Kernel Learning with Adversarial Features: Numerical Efficiency and Adaptive Regularization¶

Conference: NeurIPS 2025 arXiv: 2510.20883 Code: antonior92/adversarial_training_kernel Area: Optimization Keywords: adversarial training, kernel methods, RKHS, adaptive regularization, multiple kernel learning

TL;DR¶

This paper proposes a new paradigm that relocates adversarial perturbations from the input space to the feature space within reproducing kernel Hilbert spaces (RKHS), enabling exact closed-form solutions to the inner maximization problem. The outer minimization is solved efficiently via iterative reweighted kernel ridge regression, and the resulting adaptive regularization matches cross-validation performance without any hyperparameter tuning.

Background & Motivation¶

Background: Adversarial training is a central technique for improving model robustness, but classical input-space adversarial training (e.g., PGD) requires solving an intractable min-max problem at significant computational cost.

Limitations of Prior Work: (a) The inner maximization under input-space perturbations is non-concave and typically requires multi-step gradient approximations; (b) while the equivalence between adversarial training and parameter shrinkage (ridge/lasso) in linear models has been extensively studied, analogous theory in infinite-dimensional kernel spaces remains undeveloped.

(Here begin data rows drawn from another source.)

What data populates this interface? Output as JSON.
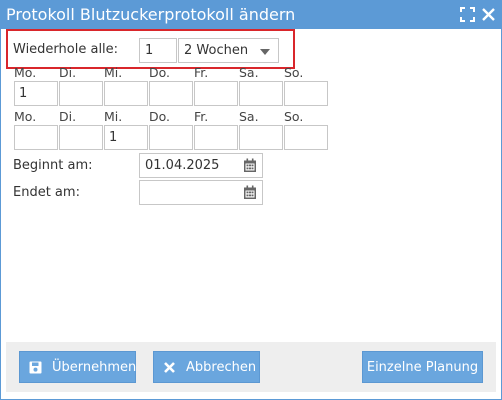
{
  "dialog": {
    "title": "Protokoll Blutzuckerprotokoll ändern"
  },
  "repeat": {
    "label": "Wiederhole alle:",
    "count": "1",
    "interval": "2 Wochen"
  },
  "weeks": [
    {
      "days": [
        "Mo.",
        "Di.",
        "Mi.",
        "Do.",
        "Fr.",
        "Sa.",
        "So."
      ],
      "values": [
        "1",
        "",
        "",
        "",
        "",
        "",
        ""
      ]
    },
    {
      "days": [
        "Mo.",
        "Di.",
        "Mi.",
        "Do.",
        "Fr.",
        "Sa.",
        "So."
      ],
      "values": [
        "",
        "",
        "1",
        "",
        "",
        "",
        ""
      ]
    }
  ],
  "start": {
    "label": "Beginnt am:",
    "value": "01.04.2025"
  },
  "end": {
    "label": "Endet am:",
    "value": ""
  },
  "buttons": {
    "apply": "Übernehmen",
    "cancel": "Abbrechen",
    "single": "Einzelne Planung"
  },
  "icons": {
    "maximize": "expand-icon",
    "close": "close-icon",
    "calendar": "calendar-icon",
    "apply": "save-icon",
    "cancel": "x-icon"
  },
  "colors": {
    "titlebar": "#5c9ad6",
    "button": "#6aa6de",
    "highlight": "#d9262b"
  }
}
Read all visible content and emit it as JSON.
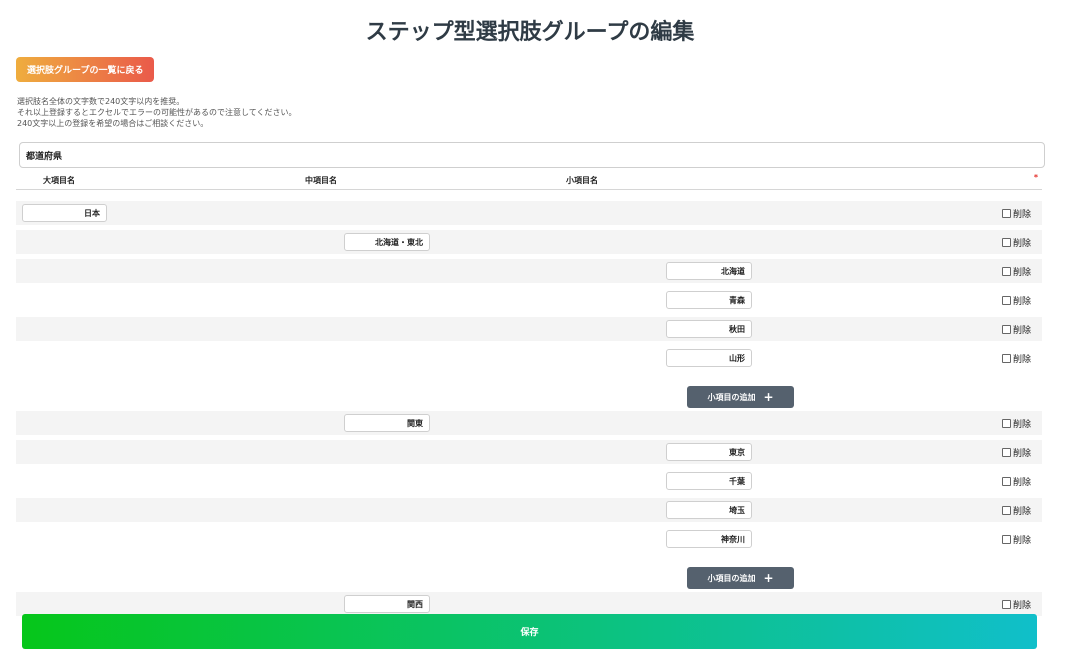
{
  "page": {
    "title": "ステップ型選択肢グループの編集",
    "back_button_label": "選択肢グループの一覧に戻る",
    "notice_lines": [
      "選択肢名全体の文字数で240文字以内を推奨。",
      "それ以上登録するとエクセルでエラーの可能性があるので注意してください。",
      "240文字以上の登録を希望の場合はご相談ください。"
    ],
    "group_name": "都道府県",
    "save_label": "保存"
  },
  "columns": {
    "large": "大項目名",
    "medium": "中項目名",
    "small": "小項目名",
    "required_mark": "*"
  },
  "rows": [
    {
      "level": 1,
      "value": "日本",
      "delete_label": "削除"
    },
    {
      "level": 2,
      "value": "北海道・東北",
      "delete_label": "削除"
    },
    {
      "level": 3,
      "value": "北海道",
      "delete_label": "削除"
    },
    {
      "level": 3,
      "value": "青森",
      "delete_label": "削除"
    },
    {
      "level": 3,
      "value": "秋田",
      "delete_label": "削除"
    },
    {
      "level": 3,
      "value": "山形",
      "delete_label": "削除"
    },
    {
      "level": 2,
      "value": "関東",
      "delete_label": "削除"
    },
    {
      "level": 3,
      "value": "東京",
      "delete_label": "削除"
    },
    {
      "level": 3,
      "value": "千葉",
      "delete_label": "削除"
    },
    {
      "level": 3,
      "value": "埼玉",
      "delete_label": "削除"
    },
    {
      "level": 3,
      "value": "神奈川",
      "delete_label": "削除"
    },
    {
      "level": 2,
      "value": "関西",
      "delete_label": "削除"
    }
  ],
  "add_small_label": "小項目の追加",
  "add_icon": "+",
  "colors": {
    "back_gradient": [
      "#efad3e",
      "#ea5a4a"
    ],
    "save_gradient": [
      "#06c61a",
      "#10bfca"
    ],
    "add_button": "#55616e",
    "required": "#e5322d"
  }
}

Key Challenge: How can adversarial training in kernel methods be made both efficiently solvable and endowed with adaptive regularization properties, while preserving adversarial robustness guarantees?

Key Insight: Adversarial perturbations are applied in the RKHS feature space rather than the input space, exploiting the linear structure of the feature space to obtain closed-form solutions.

Method¶

Core Idea: Feature-Space Perturbations¶

Classical input-space adversarial training solves:

\[\min_{f \in \mathcal{H}} \frac{1}{n}\sum_{i=1}^n \max_{\|\Delta x_i\| \le \delta} \ell(y_i, f(x_i + \Delta x_i))\]

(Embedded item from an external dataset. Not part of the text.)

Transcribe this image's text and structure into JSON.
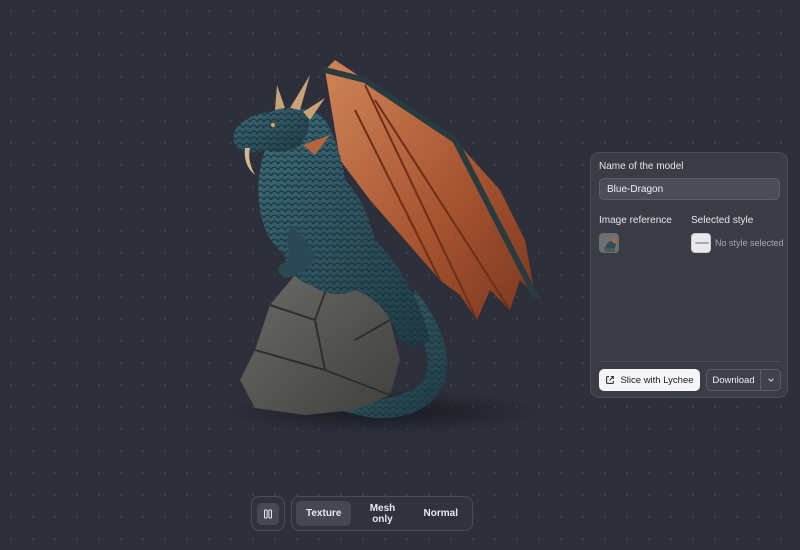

This paper relocates perturbations to the feature space \(\mathcal{H}\):

\[\min_{f \in \mathcal{H}} \frac{1}{n}\sum_{i=1}^n \max_{\|d\|_\mathcal{H} \le \delta} (y_i - \langle f, \phi(x_i) + d \rangle)^2\]

Key Theorem (Proposition 2, closed-form inner solution): For \(\Omega_\mathcal{H} = \{d: \|d\|_\mathcal{H} \le \delta\}\),

\[\max_{d \in \Omega_\mathcal{H}} (y - \langle f, \phi(x) + d \rangle)^2 = (|y - f(x)| + \delta\|f\|_\mathcal{H})^2\]

The original problem is thus equivalent to:

\[\min_{f \in \mathcal{H}} \frac{1}{n}\sum_{i=1}^n (|y_i - f(x_i)| + \delta \|f\|_\mathcal{H})^2\]

This closely resembles kernel ridge regression, except that the regularization term appears inside rather than outside the squared loss.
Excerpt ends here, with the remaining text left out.